Getting back in saddle gives Velazquez reason to smile

Recovered from spill, he'll ride in Belmont

June 09, 2006|By SANDRA MCKEE | SANDRA MCKEE,SUN REPORTER

ELMONT, N.Y. -- It's a cold, rainy morning, and the small Morning Line cafe inside the Belmont Park stable area is crowded with horsemen and jockeys seeking a warm, dry place for a cup of coffee or a quick breakfast.

In the back, sitting alone, jockey John Velazquez, bundled in a fuzzy gray jacket and wearing a Jockey Guild baseball cap, has a Daily Racing Form spread across the table. His hand encircles a coffee cup.

He looks up when approached and a welcoming smile appears on his thin face.

Velazquez, the nation's champion jockey in 2004 and 2005, is currently 14th, after being sidelined for six weeks with injuries suffered in a spill April 20. But right now he is happy to be back at the racetrack, riding one to three mounts a day, building his strength for tomorrow's Belmont Stakes.

In the Belmont, Velazquez will ride Bluegrass Cat, the morning-line favorite trained by Todd Pletcher, and seeking his first Triple Crown race victory.

"He's recovered a lot quicker than we had hoped," Pletcher said. "We thought it would be summertime before we got him back. But I think he'll be fine in this race, especially since he'll be able to groove through the middle part of the race."

The fact that Velazquez is here less than eight weeks after suffering a fractured shoulder blade, ligament damage, rib and lung injuries, is more than enough to make the jockey smile.

"I was told it would probably be the end of June, the beginning of July before I could start riding," Velazquez said. "And all of a sudden, my body just started to feel good. I started running in the yard with my little boy and my little girl and I just started feeling good.

"I realized my arm wasn't bothering me and I went downstairs and got on the treadmill and jogged half a mile, and I felt really good. That's what started it off. After that, I just started pushing it a little bit."

Velazquez, 34, rode in competition for the first time since his injuries June 2 here and won on Mr. Sam I Am. It was a momentous day for him, a 180-degree turn from the way he had felt in early May when the Kentucky Derby went off without him.

"I felt so bad, I didn't even care about the Kentucky Derby," he said, sipping his coffee. "I wasn't even interested."

Today, he is interested in the Belmont Stakes. His horse is the favorite among the 12 entries in what is considered a wide-open race, and Velazquez enjoys contemplating what might or might not happen. He believes he has a well-bred horse, but like nearly everyone else in the race, he must wonder until the race is over whether his mount can run 1 1/2 miles with something left for the finish.
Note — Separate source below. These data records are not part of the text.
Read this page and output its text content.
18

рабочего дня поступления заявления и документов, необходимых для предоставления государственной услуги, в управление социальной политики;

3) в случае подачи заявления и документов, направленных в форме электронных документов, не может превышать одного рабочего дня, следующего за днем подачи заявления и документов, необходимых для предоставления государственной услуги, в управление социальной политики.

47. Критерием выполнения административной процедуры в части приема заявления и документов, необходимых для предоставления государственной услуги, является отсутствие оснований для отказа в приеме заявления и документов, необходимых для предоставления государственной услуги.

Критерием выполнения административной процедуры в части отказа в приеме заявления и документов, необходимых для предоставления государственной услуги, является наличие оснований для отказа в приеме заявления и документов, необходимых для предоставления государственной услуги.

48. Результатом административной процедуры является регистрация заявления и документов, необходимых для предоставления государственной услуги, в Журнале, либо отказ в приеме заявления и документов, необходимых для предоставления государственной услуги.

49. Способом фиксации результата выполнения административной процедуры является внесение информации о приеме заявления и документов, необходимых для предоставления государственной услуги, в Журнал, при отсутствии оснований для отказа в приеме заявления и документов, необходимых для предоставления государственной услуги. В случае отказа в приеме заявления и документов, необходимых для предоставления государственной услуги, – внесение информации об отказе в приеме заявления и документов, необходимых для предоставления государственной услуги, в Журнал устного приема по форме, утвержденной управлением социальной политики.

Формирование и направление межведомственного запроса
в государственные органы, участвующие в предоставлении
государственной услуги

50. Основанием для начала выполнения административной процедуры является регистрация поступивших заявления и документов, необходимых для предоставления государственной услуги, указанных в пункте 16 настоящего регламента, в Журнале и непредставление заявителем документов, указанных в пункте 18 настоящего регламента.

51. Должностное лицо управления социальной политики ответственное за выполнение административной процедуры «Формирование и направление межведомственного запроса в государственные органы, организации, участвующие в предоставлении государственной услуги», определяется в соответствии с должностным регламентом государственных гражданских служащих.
Others might wonder if Velazquez has the stamina to go that distance so soon after returning to the saddle.

The jockey grins.

"You know, it's a little easier going a mile and a half than going three quarters," he said. "Believe it or not. I mean, even going seven-eighths, you have to ride the whole time ... from the gate to the finish.

"But going a mile and a half, they're going pretty easy, so you don't have to do much. ... You don't have to push so hard until you get to the half-a-mile or three-eighths, where you start getting in your position. And even then, you don't have to push so hard."

With all that time to wait, do jockeys - especially jockeys just back from a major injury - worry about an accident happening?

"You're talking about fear," he said, with a direct look. "It never enters my mind. Oh, it's always in the back of your mind. You know it's going to happen. You just don't know when. You can't waste your concentration on it.

"I mean, I got this injury when the race was over and my horse was galloping out. You help the things you can help, but when a horse breaks down and falls on top of you, you can't help that."

During his fall at Keeneland, Velazquez tried to help his horse stay up when he was already past saving. The result was the jockey wasn't thrown clear of his horse, but stayed with him when he came down and then rolled over on top of Velazquez's 5-foot-6, 109-pound body.

"Worrying about something like that happening before hand isn't going to help," he said. "You can't think about it and do your job. Fear? I fear more being nothing than being hurt. This is the job I chose for my profession. I can't worry or fear what might happen."

He doesn't look fearful. Sitting here in the Morning Line, his brown eyes almost sparkle in the gray light filtering through the small window, as he anticipates the weekend.

"It would be unbelievable to win this race," he said. "To win my first Triple Crown race, even without having had the accident, it would be unbelievable. These are the races you want to win. And I'm from here, so it would be extra special. And, to do it for Todd, who hasn't gotten one yet either. Can you imagine?"

Can Bluegrass Cat take them all to the winner's circle? Velazquez sips his coffee.